To understand the problems caused by ISDS provisions, just look at Australia. In 2011, Australia passed a public health law banning logos on cigarette packages — which has succeeded in reducing smoking rates. Philip Morris International responded by suing Australia for billions in damages relying upon an ISDS provision in a trade agreement between Hong Kong and Australia.
The case is ongoing, but it has already cost Australian taxpayers millions in legal expenses and has had a chilling effect in other countries. New Zealand, for example, curtailed its plans to pass its own cigarette packaging law to avoid litigation.
ISDS provisions create a special forum outside our well-established court system solely for foreign investors. American businesses, labor unions or individuals that allege a violation of TPP will not have access to this legal process. Instead of a judge and jury, three corporate lawyers decide the case and their decision cannot be appealed. The arbitrators are not accountable to anyone.
Although ISDS arbitrators cannot force a government to change its laws, they can award damages in favor of a foreign investor, which has the same practical effect. As a result, many governments end up settling, and as part of the settlement, the government often agrees to change the challenged law or regulation.
The practical implication of including ISDS in TPP is potentially sweeping: ISDS could prevent the United States from reversing climate change, raising the minimum wage, protecting consumers from harmful products, or preventing another financial crisis. Each time we pass a law or regulation to improve the lives of Americans, foreign investors could have the final say.
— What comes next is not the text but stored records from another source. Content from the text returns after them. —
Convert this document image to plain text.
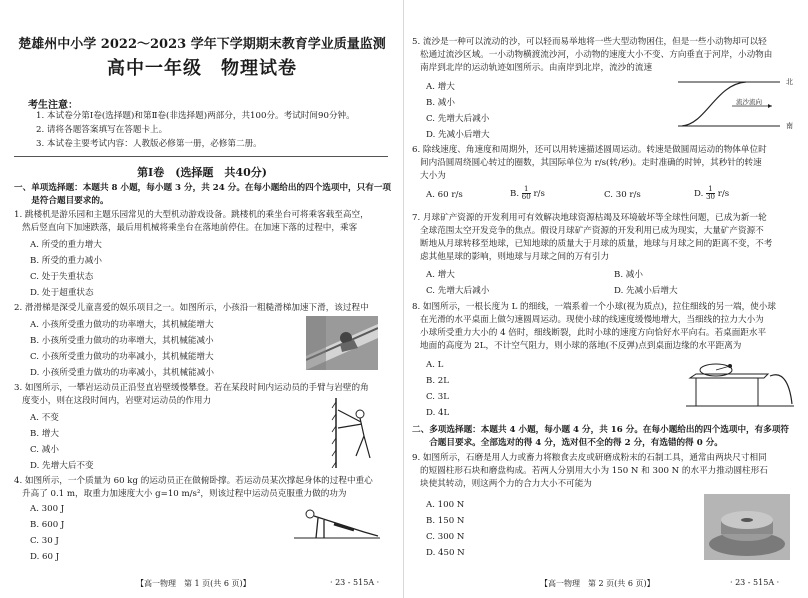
楚雄州中小学 2022～2023 学年下学期期末教育学业质量监测
高中一年级　物理试卷
考生注意：
1. 本试卷分第Ⅰ卷(选择题)和第Ⅱ卷(非选择题)两部分，共100分。考试时间90分钟。
2. 请将各题答案填写在答题卡上。
3. 本试卷主要考试内容：人教版必修第一册，必修第二册。
第Ⅰ卷　(选择题　共40分)
一、单项选择题：本题共 8 小题，每小题 3 分，共 24 分。在每小题给出的四个选项中，只有一项
　　是符合题目要求的。
1. 跳楼机是游乐园和主题乐园常见的大型机动游戏设备。跳楼机的乘坐台可将乘客载至高空，
然后竖直向下加速跌落，最后用机械将乘坐台在落地前停住。在加速下落的过程中，乘客
A. 所受的重力增大
B. 所受的重力减小
C. 处于失重状态
D. 处于超重状态
2. 滑滑梯是深受儿童喜爱的娱乐项目之一。如图所示，小孩沿一粗糙滑梯加速下滑，该过程中
A. 小孩所受重力做功的功率增大，其机械能增大
B. 小孩所受重力做功的功率增大，其机械能减小
C. 小孩所受重力做功的功率减小，其机械能增大
D. 小孩所受重力做功的功率减小，其机械能减小
3. 如图所示，一攀岩运动员正沿竖直岩壁缓慢攀登。若在某段时间内运动员的手臂与岩壁的角
度变小，则在这段时间内，岩壁对运动员的作用力
A. 不变
B. 增大
C. 减小
D. 先增大后不变
4. 如图所示，一个质量为 60 kg 的运动员正在做俯卧撑。若运动员某次撑起身体的过程中重心
升高了 0.1 m，取重力加速度大小 g=10 m/s²，则该过程中运动员克服重力做的功为
A. 300 J
B. 600 J
C. 30 J
D. 60 J
【高一物理　第 1 页(共 6 页)】	· 23 - 515A ·
5. 流沙是一种可以流动的沙，可以轻而易举地将一些大型动物困住，但是一些小动物却可以轻
松通过流沙区域。一小动物横渡流沙河，小动物的速度大小不变、方向垂直于河岸，小动物由
南岸到北岸的运动轨迹如图所示。由南岸到北岸，流沙的流速
A. 增大
B. 减小
C. 先增大后减小
D. 先减小后增大
北
南
流沙流向
6. 除线速度、角速度和周期外，还可以用转速描述圆周运动。转速是做圆周运动的物体单位时
间内沿圆周绕圆心转过的圈数，其国际单位为 r/s(转/秒)。走时准确的时钟，其秒针的转速
大小为
A. 60 r/s	B. $\frac{1}{60} r/s$	C. 30 r/s	D. $\frac{1}{30} r/s$
7. 月球矿产资源的开发利用可有效解决地球资源枯竭及环境破坏等全球性问题，已成为新一轮
全球范围太空开发竞争的焦点。假设月球矿产资源的开发利用已成为现实，大量矿产资源不
断地从月球转移至地球，已知地球的质量大于月球的质量，地球与月球之间的距离不变，不考
虑其他星球的影响，则地球与月球之间的万有引力
A. 增大	B. 减小
C. 先增大后减小	D. 先减小后增大
8. 如图所示，一根长度为 L 的细线，一端系着一个小球(视为质点)，拉住细线的另一端，使小球
在光滑的水平桌面上做匀速圆周运动。现使小球的线速度缓慢地增大，当细线的拉力大小为
小球所受重力大小的 4 倍时，细线断裂，此时小球的速度方向恰好水平向右。若桌面距水平
地面的高度为 2L，不计空气阻力，则小球的落地(不反弹)点到桌面边缘的水平距离为
A. L
B. 2L
C. 3L
D. 4L
二、多项选择题：本题共 4 小题，每小题 4 分，共 16 分。在每小题给出的四个选项中，有多项符
　　合题目要求。全部选对的得 4 分，选对但不全的得 2 分，有选错的得 0 分。
9. 如图所示，石磨是用人力或畜力将粮食去皮或研磨成粉末的石制工具，通常由两块尺寸相同
的短圆柱形石块和磨盘构成。若两人分别用大小为 150 N 和 300 N 的水平力推动圆柱形石
块使其转动，则这两个力的合力大小不可能为
A. 100 N
B. 150 N
C. 300 N
D. 450 N
【高一物理　第 2 页(共 6 页)】	· 23 - 515A ·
With the number of ISDS cases from other trade agreements skyrocketing, the outlook for governments is troubling. Of the cases that have concluded involving ISDS provisions, almost 60 percent have settled or been decided in favor of the investor.
Recently, we saw a prime example of how international trade disputes can undermine U.S. consumer protection laws. In 2002, Congress passed a labeling law requiring producers of meat and chicken to provide information to consumers on where an animal was raised and slaughtered. In May 2015, the World Trade Organization (WTO) ruled that this labeling law violated international trade obligations between the United States and Canada.
Most consumers would tell you that they want to know if their beef comes from the Hawaii island, China or some other country. Even for those who do not particularly care, most would agree that Congress should have the power to require disclosing this information. According to the WTO, however, we will have to repeal this law or face steep trade sanctions. Allowing a foreign entity to effectively dictate American public policy does violence to our democratic system.
TPP will make this problem even worse by providing foreign corporations with additional authority to challenge our domestic laws in a private forum without any oversight from the American legal system. This will potentially cede our ability to pass laws to protect and improve American lives. For that reason, I oppose TPP and any trade agreement that contains ISDS.